The work is quite interesting and compelling and adds to the tiny list of such sorting receptors found in mammalian cells. It remains a mystery how the vast majority of secreted proteins are sorted efficiently in the ER, though at least some may be secreted by a receptor-independent bulk flow mechanism. However the importance of the work is diminished to some extent as the yeast equivalent protein, Erv29, was discovered many years ago and its characterization has been reported in several papers over the years. Further, SURF4 was recently reported to facilitate apoB ER traffic in HepG2 cells. Of course, there are many things the authors could have done to further characterize the role of SURF4, such as identifying the sorting signal on PCSK9 responsible for its recognition in the ER, and examining the sorting of SURF4 into COPII vesicles formed in a cell-free reaction. The yeast protein Erv29 is sorted into COPII vesicles but not all ER membrane proteins required for ER traffic accompany their cargo into COPII vesicles (e.g. Shr3). However, as this is an initial report, these more detailed characteristics could perhaps be held for a later installment. Given the limited scope of this work, it may be more appropriately considered as an Advance on the Chen et al., paper of 2013.

Essential revisions:

1) For the cross-linking immunoprecipitation experiment shown in Figure 4D, the experiment would be strengthened by immunoblotting for additional ER/Golgi membrane proteins (e.g. LMAN1, GM130) to demonstrate specificity of the co-immunoprecipitations. At a minimum, immunoblot of actin in the IPs should be shown.

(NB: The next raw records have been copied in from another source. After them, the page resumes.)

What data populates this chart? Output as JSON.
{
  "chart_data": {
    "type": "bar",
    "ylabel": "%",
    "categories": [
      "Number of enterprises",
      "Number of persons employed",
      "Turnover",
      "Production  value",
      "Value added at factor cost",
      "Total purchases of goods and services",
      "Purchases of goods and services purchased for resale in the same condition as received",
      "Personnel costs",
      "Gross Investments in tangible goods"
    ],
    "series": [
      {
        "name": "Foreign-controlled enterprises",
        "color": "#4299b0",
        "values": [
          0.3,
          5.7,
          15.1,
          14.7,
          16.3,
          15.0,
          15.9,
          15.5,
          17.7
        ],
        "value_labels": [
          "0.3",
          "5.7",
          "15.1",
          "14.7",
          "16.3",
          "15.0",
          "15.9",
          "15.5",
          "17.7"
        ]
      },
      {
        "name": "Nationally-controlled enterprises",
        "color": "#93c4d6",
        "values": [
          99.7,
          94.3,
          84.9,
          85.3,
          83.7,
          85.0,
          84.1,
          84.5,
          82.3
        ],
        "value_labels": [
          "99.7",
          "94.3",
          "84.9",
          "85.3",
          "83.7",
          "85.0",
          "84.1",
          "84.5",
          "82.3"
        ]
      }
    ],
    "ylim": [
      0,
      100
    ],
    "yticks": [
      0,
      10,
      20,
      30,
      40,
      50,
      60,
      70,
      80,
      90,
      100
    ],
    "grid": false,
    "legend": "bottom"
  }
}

2) The authors conclude that SURF4 depletion or deletion results in only a partial effect on PCSK9 secretion and thus that other, possibly redundant functions may operate. However, the sensitivity of most of their secretion experiments is limited by the long time course of accumulation measured in steady state cells or in one case, in cells induced for PCSK9 secretion over a period of hours (Figure 3F). A clearer case for a kinetic delay dependent on SURF4 would require a pulse-chase experiment conducted over the usual transit time course of secretion (10-60 min) in wt and SURF4 del mutant cells.

3) The data in Figure 5G do not show an obvious effect of SURF4 del on the conversion of endoH sens to resistant mature PCSK9. The quantified data in 5H look good but are hard to reconcile with the appearance of the bands in 5G. For example, the intensity of the endoH resistant band of mature PCSK9 in relation to the minus enzyme control looks pretty much the same for the mutant vs. the rescue sample. Perhaps the authors could show other repetitions of this gel in a figure supplement.